At Burley, Peter stepped into the role of Math Content Lead for the school. But his influence as a leader among the staff flowed into all content areas.
“When he needs to step up to make sure that someone’s voice is heard, he steps up, no matter who they are,” his principal said.
That’s only one of the reasons she finds that Peter truly lives up to his self-proclaimed moniker, “King of the Dungeon” — in reference to the sixth grade’s location on the basement-level floor of the school.
“He’s a trifecta of a teacher,” she said.
Kasaundra went on to describe the three superpowers that make Peter such a great educator. He cares about his students, which instills a confidence that bolsters their learning; he holds high expectations for his students and treats them in a way that makes them want to reach those expectations; and is knowledgeable enough about the content to ensure he’s flexible in the way he reaches students in the way that makes the most sense to them.
These demonstrated strengths were recognized when Peter received a Golden Apple Award in 2018. The Golden Apples are ACPS’ highest teaching honor, as teachers are nominated by the community and selected by a committee of former area educators and administrators. According to his nomination, Peter “knows where students need to be and how to get them there. He understands how students think and plans his lessons with their strengths and weaknesses in mind.”

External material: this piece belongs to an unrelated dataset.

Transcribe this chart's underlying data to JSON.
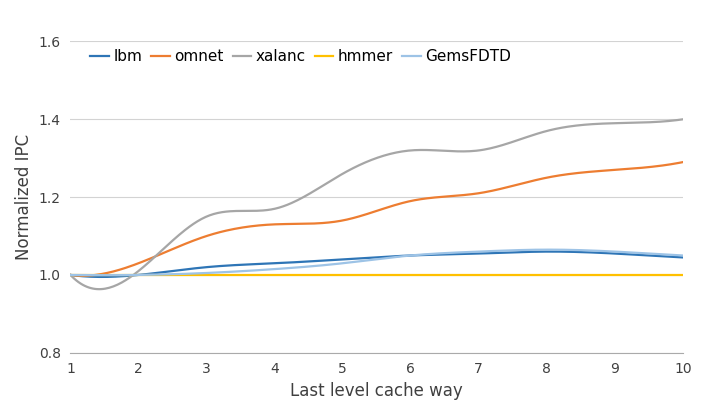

“This most recent class of sixth-graders didn’t even get to meet him in person because of virtual learning,” Kasaundra said, “but even from behind the screen he still made the same impact on them.”

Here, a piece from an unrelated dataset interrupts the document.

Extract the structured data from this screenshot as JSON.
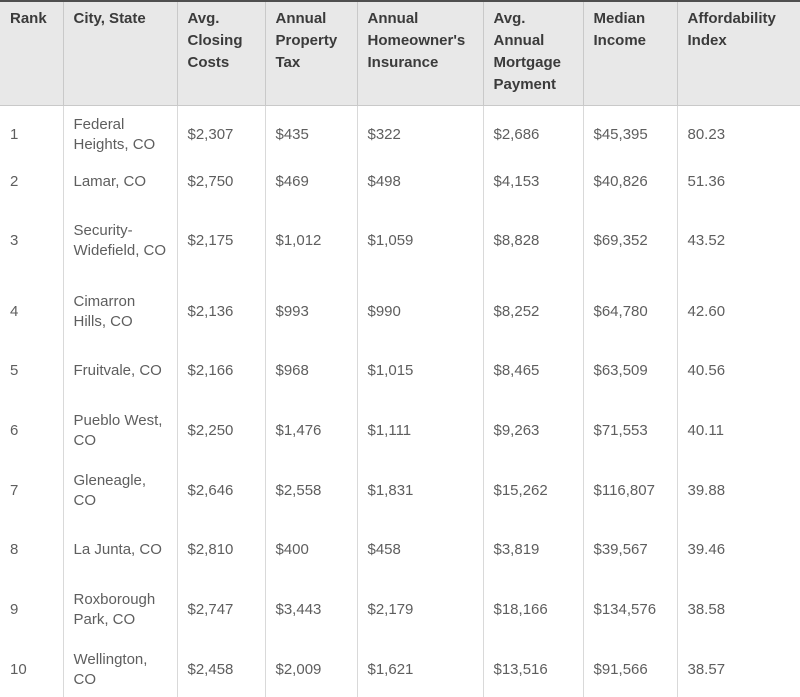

And even though he might not have had the same face-to-face interaction with students over the past year, switching to virtual learning had a silver lining for Peter, who, a few months ago, received a terminal diagnosis.
“That was the hardest day, for me,” he said. “Having to tell my students that I wouldn’t be in the classroom every day. It crushed me.”
But Peter still made it to class almost every day. His wife, Nancy Fiddner, who teaches at Brownsville, said that every day he wasn’t at the doctor’s office receiving treatment, he was in his virtual class with his students.
“Virtual was nice, for me, actually, because I knew if we opened up again, I would have to stay virtual anyway, so I made the best of it. I wanted to push through, for the kids,” Peter said. “I think in a way, it was another lesson I could teach them, that no matter what happens, you have to keep moving forward. You have to keep fighting.”
And bringing his best to the classroom and putting his all into supporting his students is nothing new for Peter.
“He will never brag about himself, because that’s just the kind of person he is,” Nancy said. “But he was always the first to bring new technology into the classroom, or volunteer to try out something new.”
“He just wants the absolute best for his students,” she said.
So, Peter used his time in the classroom as a guiding light in this part of his journey.
“For me, it’s not a job where you work for the weekend,” Peter said. “I look forward to going into the classroom every day.”
And as much as he’s taught his students over the years, it’s the lessons that they’ve taught him that he holds most precious. When you help kids begin to find their place in the world, he said, you begin to find yourself, too. Once you embrace who you are, the more you can help the students.
“If you’re doing it right, the kids help you through the day,” he said. “They help you as much as you help them.”
And if there’s one last lesson he’s learned and wants to pass on to his kids, he said, it’s perseverance.
“I want my students to fight for themselves and what they believe in,” Peter said. “I tell them, ‘Fight for you and fight for what you want. You get out what you put in.’”
Update: Peter Fiddner passed surrounded by his family on Wednesday, August 25. The family will take visitors on Friday, September 3, from 6 p.m. to 7:30 p.m. at Hill & Wood, located at 201 1st St N in downtown Charlottesville. A memorial service is also being held at the Burley Middle School auditorium on Saturday, September 4, at 10 a.m. with a reception to follow at the school.